逆に決意めいた那珂畑の表情に驚いたのか、羽崎は少し呆然としてしまった。そして数回瞬きをしてから、白衣の襟を直して真剣な口調に戻る。
「……さすがに冷静だね。まあ実際、5年かけて私たちが決定的な解決法を見出せなかったことからも、ゼツボーグの非力さは露見している。スーパーヒーローなんて存在しないのが現実だ」
どこか自責の念を感じるように、羽崎の様子は少しずつ暗くよどみ始めた。第一印象からそうなのだがこの羽崎という女、短気なのかひょうきん者なのか。ころころと態度を変えて相手のペースを乱している。少なくとも他人との交渉に向いている性格には見えない。
「確かに、ヒーローってのはデリケートな仕事だ。世間から賞賛される一方で、必要とあらば生きた人間を殺さなければならない時もある。そして人間である以上できる範囲にも限りがある。救えなかった人たちからの非難も絶えない」
もはやスカウトを諦めたのか、羽崎は先ほどまで真っすぐに那珂畑に向けていた目を伏せていた。まだ何もしていない、それどころかやる気のない青年に何を懺悔しても意味などないというのに。

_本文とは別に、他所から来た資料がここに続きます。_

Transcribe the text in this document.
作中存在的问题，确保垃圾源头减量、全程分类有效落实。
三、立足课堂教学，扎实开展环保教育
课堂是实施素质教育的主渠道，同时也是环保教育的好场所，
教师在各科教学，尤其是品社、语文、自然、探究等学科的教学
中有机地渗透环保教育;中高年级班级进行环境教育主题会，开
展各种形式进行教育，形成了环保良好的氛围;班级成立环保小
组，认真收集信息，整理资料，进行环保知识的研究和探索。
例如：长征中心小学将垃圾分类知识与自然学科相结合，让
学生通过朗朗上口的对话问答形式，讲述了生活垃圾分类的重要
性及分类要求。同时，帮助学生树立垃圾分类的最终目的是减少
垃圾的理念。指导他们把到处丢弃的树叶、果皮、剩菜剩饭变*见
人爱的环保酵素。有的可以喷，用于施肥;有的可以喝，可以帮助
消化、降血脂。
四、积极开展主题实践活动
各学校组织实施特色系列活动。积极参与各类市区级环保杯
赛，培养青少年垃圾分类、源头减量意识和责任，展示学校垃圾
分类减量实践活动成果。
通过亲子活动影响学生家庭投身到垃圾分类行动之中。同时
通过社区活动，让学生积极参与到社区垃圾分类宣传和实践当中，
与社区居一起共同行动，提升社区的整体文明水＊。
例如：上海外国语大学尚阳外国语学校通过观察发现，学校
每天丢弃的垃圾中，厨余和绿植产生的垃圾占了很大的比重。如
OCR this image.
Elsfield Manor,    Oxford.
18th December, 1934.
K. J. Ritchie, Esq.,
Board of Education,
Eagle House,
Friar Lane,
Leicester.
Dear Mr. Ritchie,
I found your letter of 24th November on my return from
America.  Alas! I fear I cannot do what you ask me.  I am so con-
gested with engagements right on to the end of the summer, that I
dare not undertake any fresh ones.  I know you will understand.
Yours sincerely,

「そして何より、自分の命を投げ出す選択を迫られることもある」
羽崎が「あるだろう」ではなく「ある」と断言したということは、それらがこれから確実に起こるという宣告と捉えていいだろう。しかし、この一言が、死の危険性という普通なら何よりも受け入れがたいたったひとつの条件が、那珂畑の感情を根底からひっくり返した。
「それでもなお、君がその素質を皆のために活かしてくれると言うのなら……」
「望むところだ」
どんなに小さな夢でも、最後につかみ取るには己の努力が不可欠である。あのゾンビパニックに飛び込んだようにより危険な戦場に行くことができれば、殺される可能性などいくらでもある。人助けだ世界の危機だと言っている場合ではない。夢を叶えるためなら藁にもすがれる。それが人間の強さだと言うのなら、那珂畑の強さを活かすのにこのヒーローという仕事は最高の環境と言えた。
「……え?」
まったく予想外の反応に、羽崎はしばらく言葉を失った。彼女が俯いたまま見上げた先では、強く立ち上がった那珂畑がクッキーの封を開けていた。
「やりますよ、ヒーロー。今日みたいに、皆を危険から守りたい。そのために仲間はひとりでも多い方がいい。俺をスカウトするのもそういうことですよね」
まったくの嘘だ。しかし、夢とはあらゆる綺麗事や幻想を乗り越えた先にあるもの。死ぬためにヒーローになる。それこそが、今の那珂畑にとって最も現実的な方法だった。あのゾンビパニックから自身を守ったアンチネガリアンという素質が、彼を更なる死へと突き動かした。
「戦わせてください。一緒に」
座り込んだままの羽崎に手を差し伸べながら、那珂畑はこう考えた。
俺より強い奴に会いに行く。某格闘ゲームのキャッチコピーのような決意が、彼を本作の主役たらしめた。
かなり遅れたが、ここで説明しておこう。この物語は、那珂畑逸がヒーローとなり、死地を求めて魑魅魍魎渦巻く戦場に飛び込む物語である。ひとつだけ結果を言うと、この選択が彼にとって最悪なものとなるのだが、彼自身がそのことを知るのはまだ少し先のことである。